Dediler ki: "Bunlar, canlının mevcud suretlerini hapsetmekten ve zeval bulmasını engellemekten ibaret gölgelerdir; timsal ve tasvirlere girmez." Fakat bunu mutlak söylemek doğru değildir. Bunlar tahrik etmiyorsa, zihni bozmuyorsa zararsızdır; bakması haram olmaz. Muasır ulemanın fetvaları budur. Fotoğraflara tazimin şirk ve asılmalarının haram olduğunu unutmayalım.

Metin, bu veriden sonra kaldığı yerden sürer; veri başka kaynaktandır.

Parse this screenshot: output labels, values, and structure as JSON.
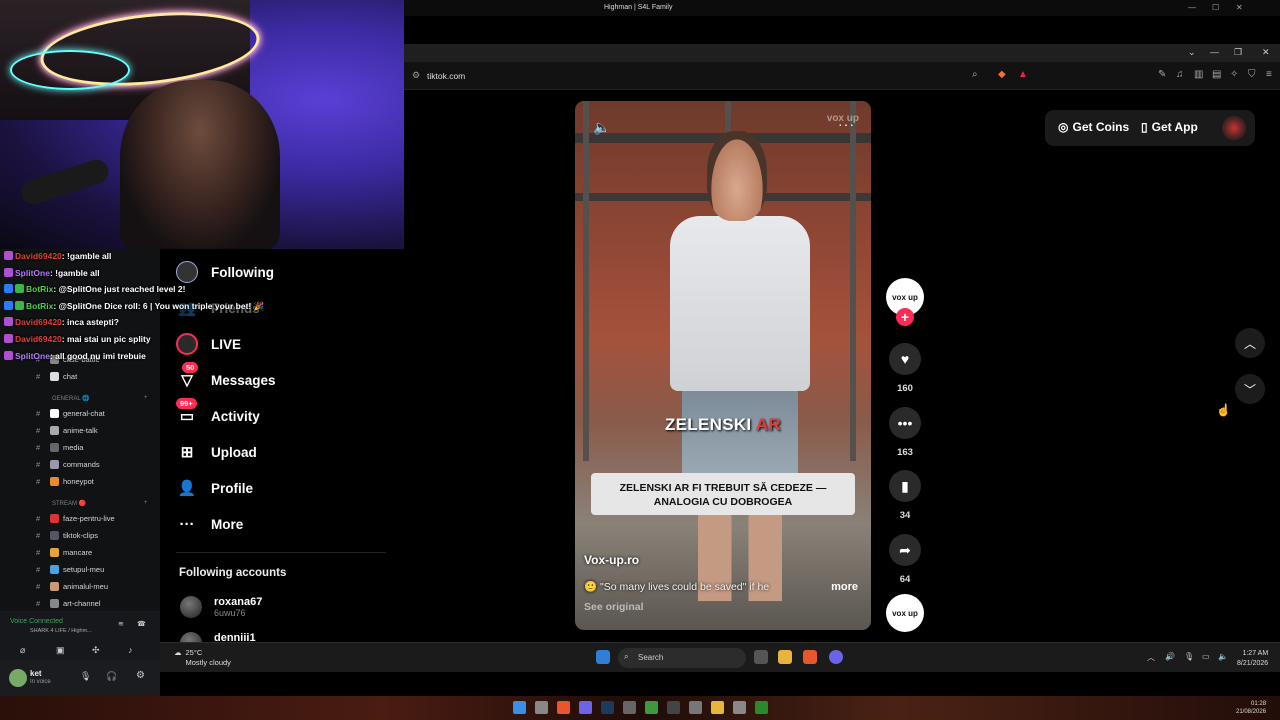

Müslümanlara tavsiyeye gelince; benim nefsim herkesten daha fazla tavsiyeye muhtaçdır. Fakat şöyle denilebilir: Ahlak, itikad ve santim fikri bozacak neşriyata bakmayın; okumayın. Bilgileri en sağlam kaynaklardan ve Ehli Sünnet velCemaatten senedle ilimleri alan zevattan öğrenin.